Daraufhin wurden die inhaftierten Angeklagten ins Gefängnis geschickt, nachdem ihnen die Haftbefehle vorgelesen wurden.
In seiner am 23. Oktober 2023 verkündeten Entscheidung verurteilte das Gericht den inhaftierten Angeklagten Kadir İstekli wegen „mehrmaligem qualifizierten sexuellen Missbrauchs eines Kindes“ zu 30 Jahren Gefängnis und den Vater Yusuf Ziya Gümüşel wegen desselben Verbrechens zu 20 Jahren Gefängnis.
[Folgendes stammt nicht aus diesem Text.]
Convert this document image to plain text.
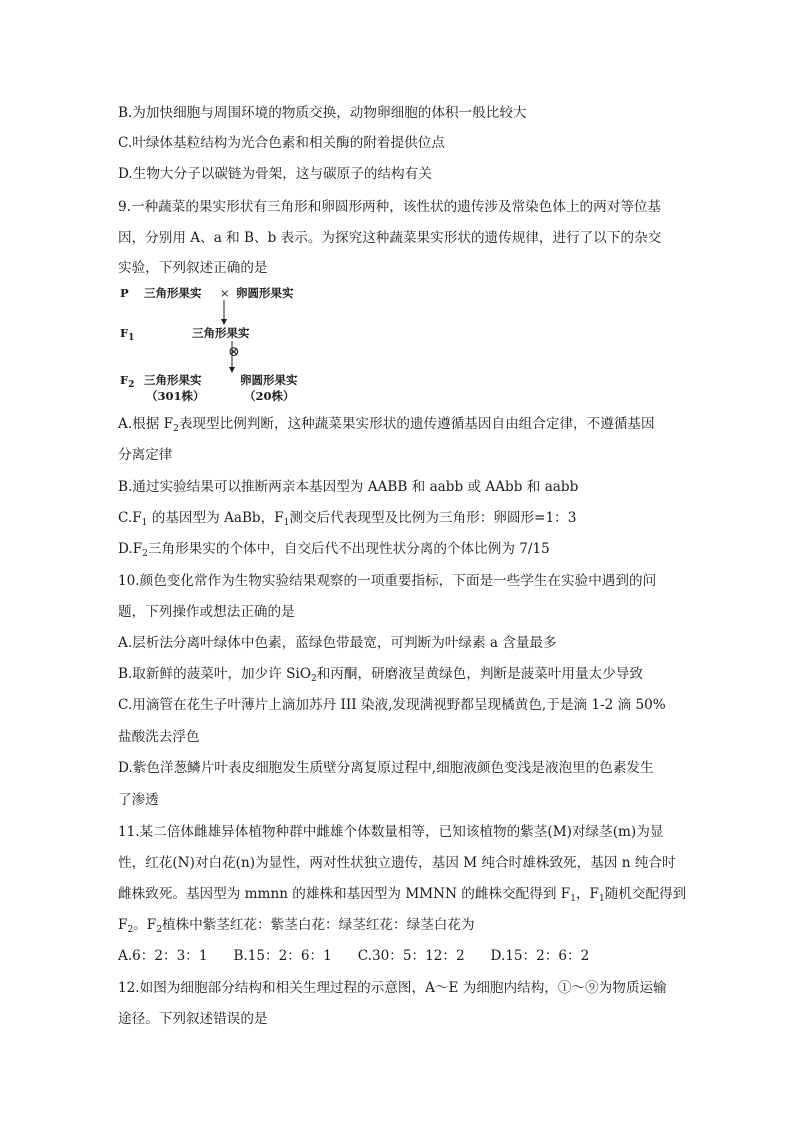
B.为加快细胞与周围环境的物质交换，动物卵细胞的体积一般比较大
C.叶绿体基粒结构为光合色素和相关酶的附着提供位点
D.生物大分子以碳链为骨架，这与碳原子的结构有关
9.一种蔬菜的果实形状有三角形和卵圆形两种，该性状的遗传涉及常染色体上的两对等位基
因，分别用 A、a 和 B、b 表示。为探究这种蔬菜果实形状的遗传规律，进行了以下的杂交
实验，下列叙述正确的是
P 三角形果实 × 卵圆形果实
$F_1$	三角形果实
⊗
$F_2$ 三角形果实
（301株）
卵圆形果实
（20株）
A.根据 $F_2$表现型比例判断，这种蔬菜果实形状的遗传遵循基因自由组合定律，不遵循基因
分离定律
B.通过实验结果可以推断两亲本基因型为 AABB 和 aabb 或 AAbb 和 aabb
$C.F_1$ 的基因型为 AaBb，$F_1$测交后代表现型及比例为三角形：卵圆形=1：3
$D.F_2$三角形果实的个体中，自交后代不出现性状分离的个体比例为 7/15
10.颜色变化常作为生物实验结果观察的一项重要指标，下面是一些学生在实验中遇到的问
题，下列操作或想法正确的是
A.层析法分离叶绿体中色素，蓝绿色带最宽，可判断为叶绿素 a 含量最多
B.取新鲜的菠菜叶，加少许 SiO$_2$和丙酮，研磨液呈黄绿色，判断是菠菜叶用量太少导致
C.用滴管在花生子叶薄片上滴加苏丹 III 染液,发现满视野都呈现橘黄色,于是滴 1-2 滴 50%
盐酸洗去浮色
D.紫色洋葱鳞片叶表皮细胞发生质壁分离复原过程中,细胞液颜色变浅是液泡里的色素发生
了渗透
11.某二倍体雌雄异体植物种群中雌雄个体数量相等，已知该植物的紫茎(M)对绿茎(m)为显
性，红花(N)对白花(n)为显性，两对性状独立遗传，基因 M 纯合时雄株致死，基因 n 纯合时
雌株致死。基因型为 mmnn 的雄株和基因型为 MMNN 的雌株交配得到 $F_1$，$F_1$随机交配得到
$F_2$。$F_2$植株中紫茎红花：紫茎白花：绿茎红花：绿茎白花为
A.6：2：3：1      B.15：2：6：1      C.30：5：12：2      D.15：2：6：2
12.如图为细胞部分结构和相关生理过程的示意图，A～E 为细胞内结构，①～⑨为物质运输
途径。下列叙述错误的是
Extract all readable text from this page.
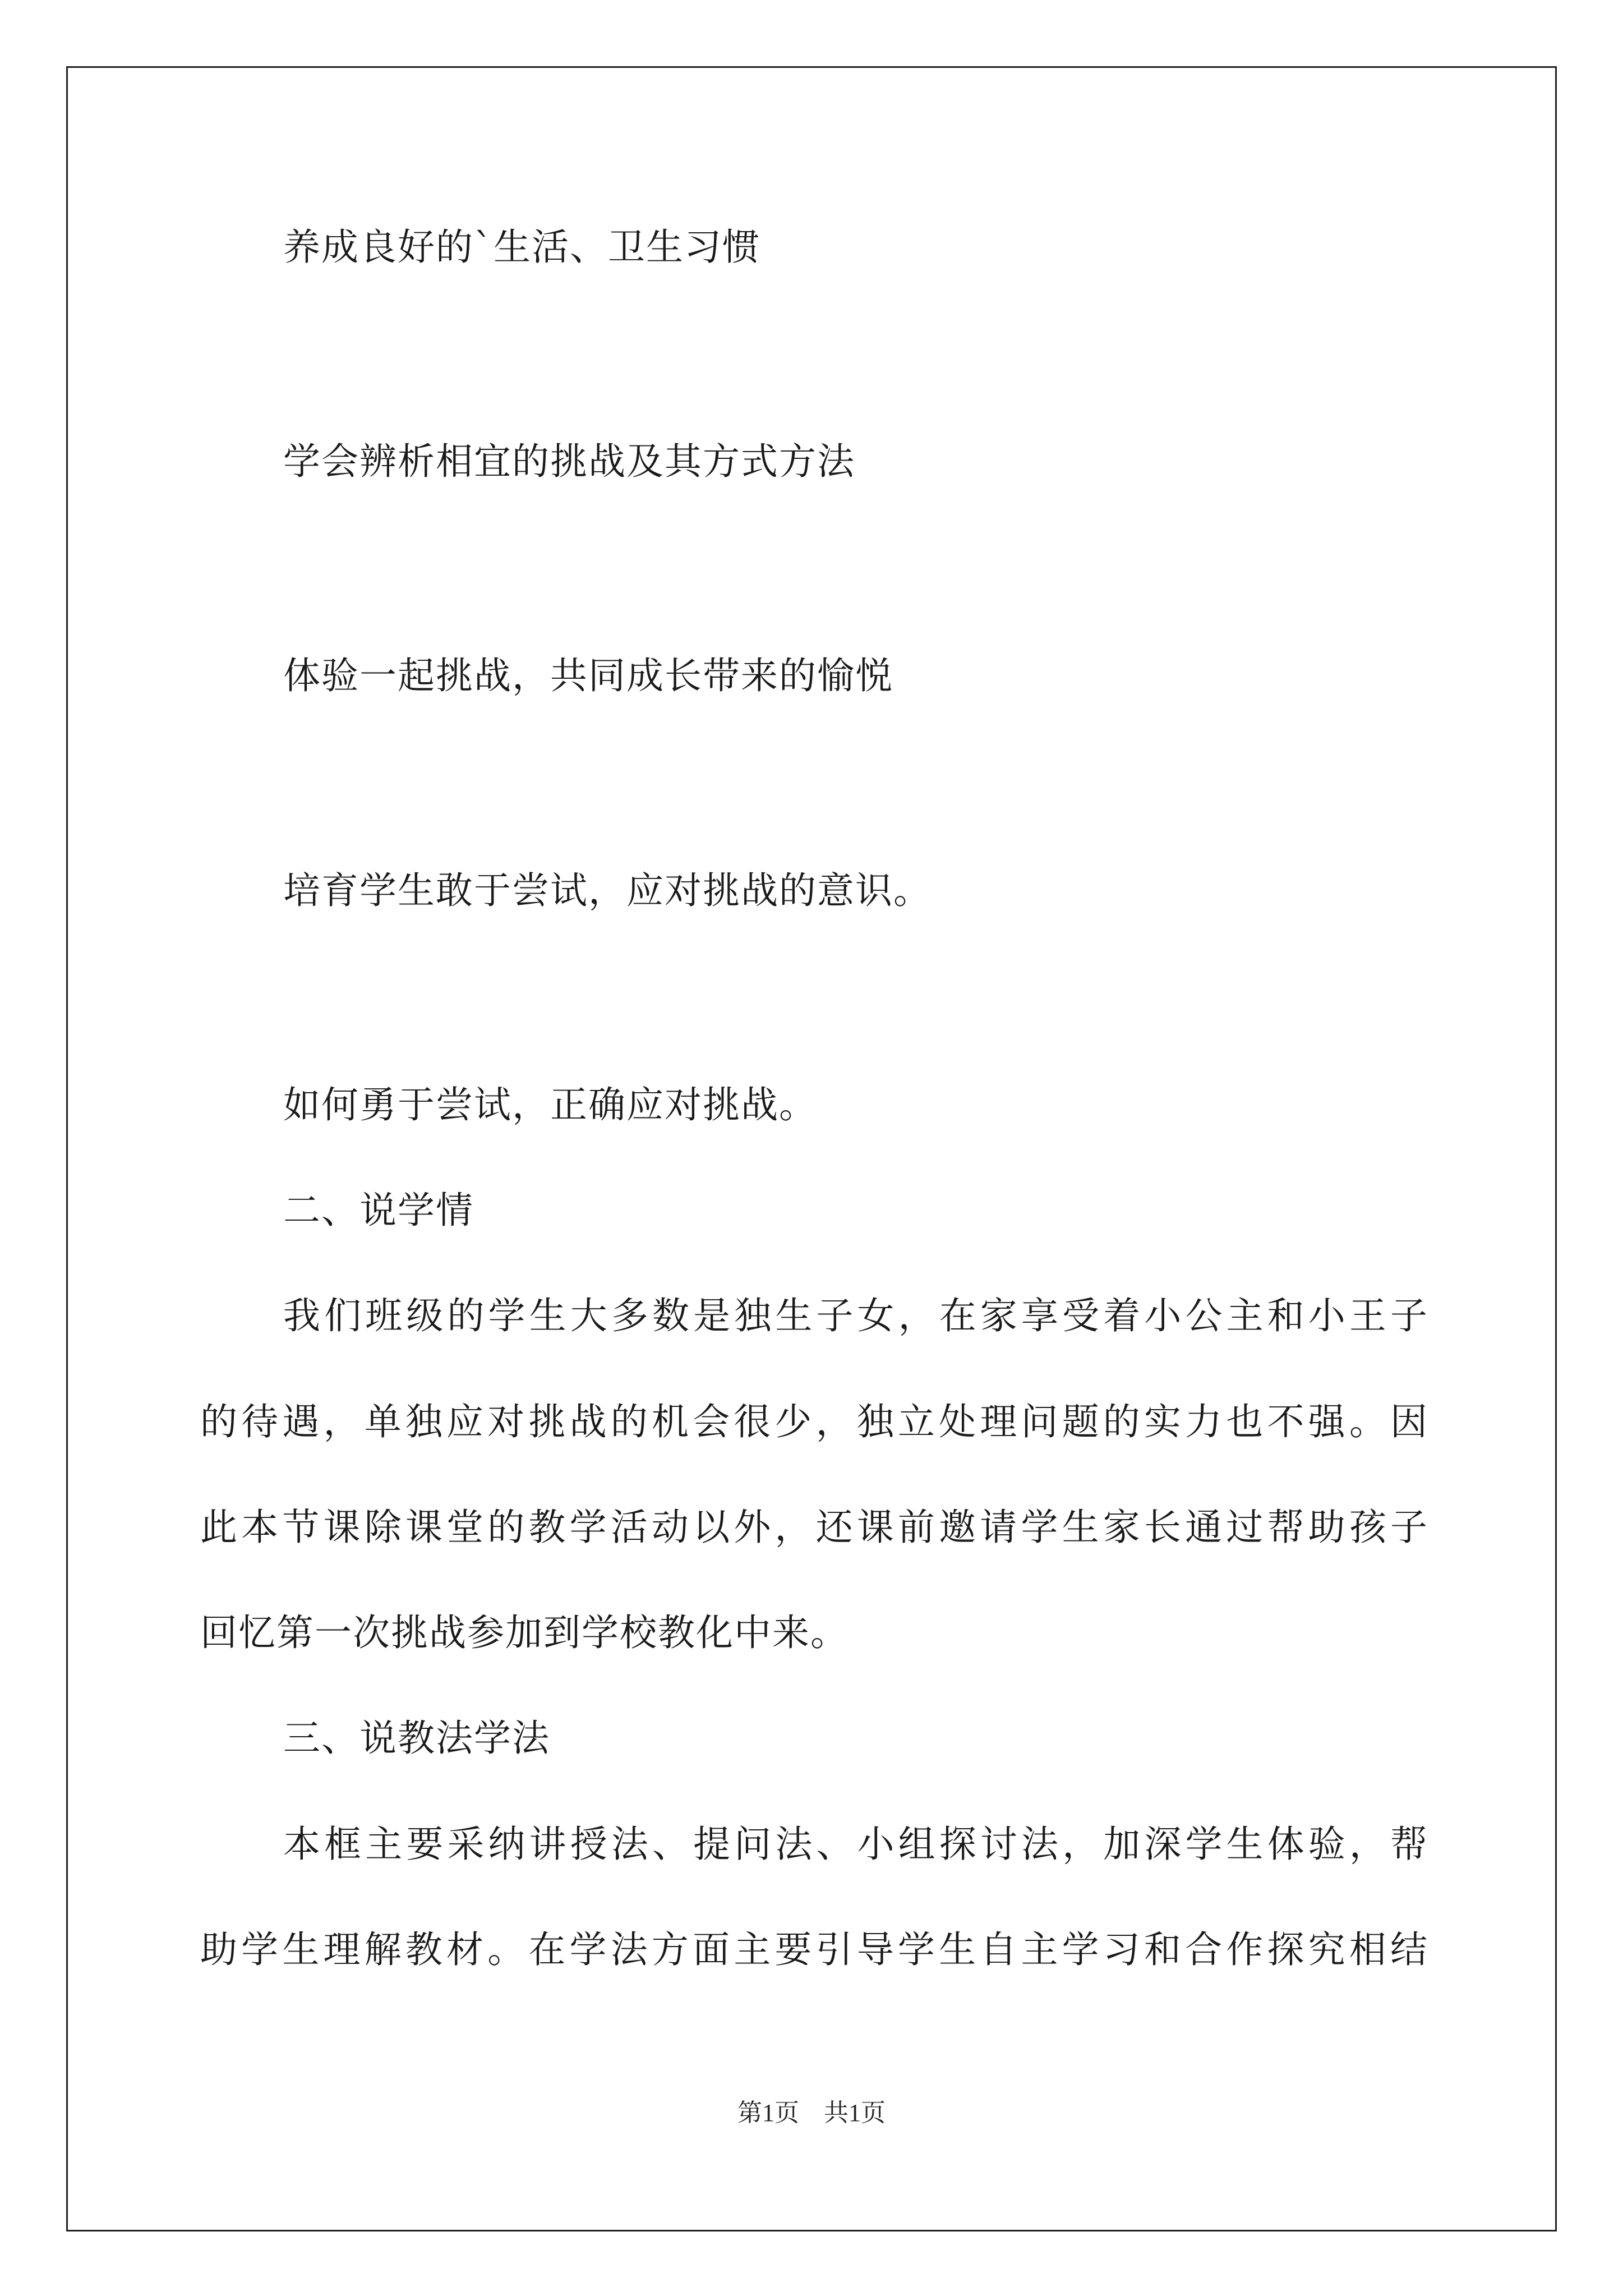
养成良好的`生活、卫生习惯

学会辨析相宜的挑战及其方式方法

体验一起挑战，共同成长带来的愉悦

培育学生敢于尝试，应对挑战的意识。

如何勇于尝试，正确应对挑战。

二、说学情

我们班级的学生大多数是独生子女，在家享受着小公主和小王子

的待遇，单独应对挑战的机会很少，独立处理问题的实力也不强。因

此本节课除课堂的教学活动以外，还课前邀请学生家长通过帮助孩子

回忆第一次挑战参加到学校教化中来。

三、说教法学法

本框主要采纳讲授法、提问法、小组探讨法，加深学生体验，帮

助学生理解教材。在学法方面主要引导学生自主学习和合作探究相结

第1页 共1页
Das Komitee verurteilte die Mutter des Beschwerdeführers HKG, Fatima Gümüşel, wegen derselben Straftat zu 16 Jahren und 8 Monaten Gefängnis.
Die Berufung hob die Entscheidung auf
Bei der Bewertung der Entscheidung stellte die 20. Strafkammer des Regionalgerichts Istanbul fest, dass Kadir İstekli wegen qualifizierten sexuellen Missbrauchs eines Kindes in den Jahren 2004-2013 und schwerer sexueller Übergriffe gegen seinen Ehepartner zu einem einzigen Verbrechen statt zu zwei getrennten Strafen verurteilt wurde 2020.
Der Beschwerdeführer wies darauf hin, dass die gegen HKGs Mutter Fatima Gümüşel und seinen Vater Yusuf Ziya Gümüşel verhängten Haftstrafen im Einklang mit dem Gesetz erhöht werden sollten, da sie Mütter und Väter seien.
Die Kammer entschied, die Akte aus verfahrensrechtlichen und materiellen Gründen aufzuheben und gab die Akte an das Amtsgericht zurück.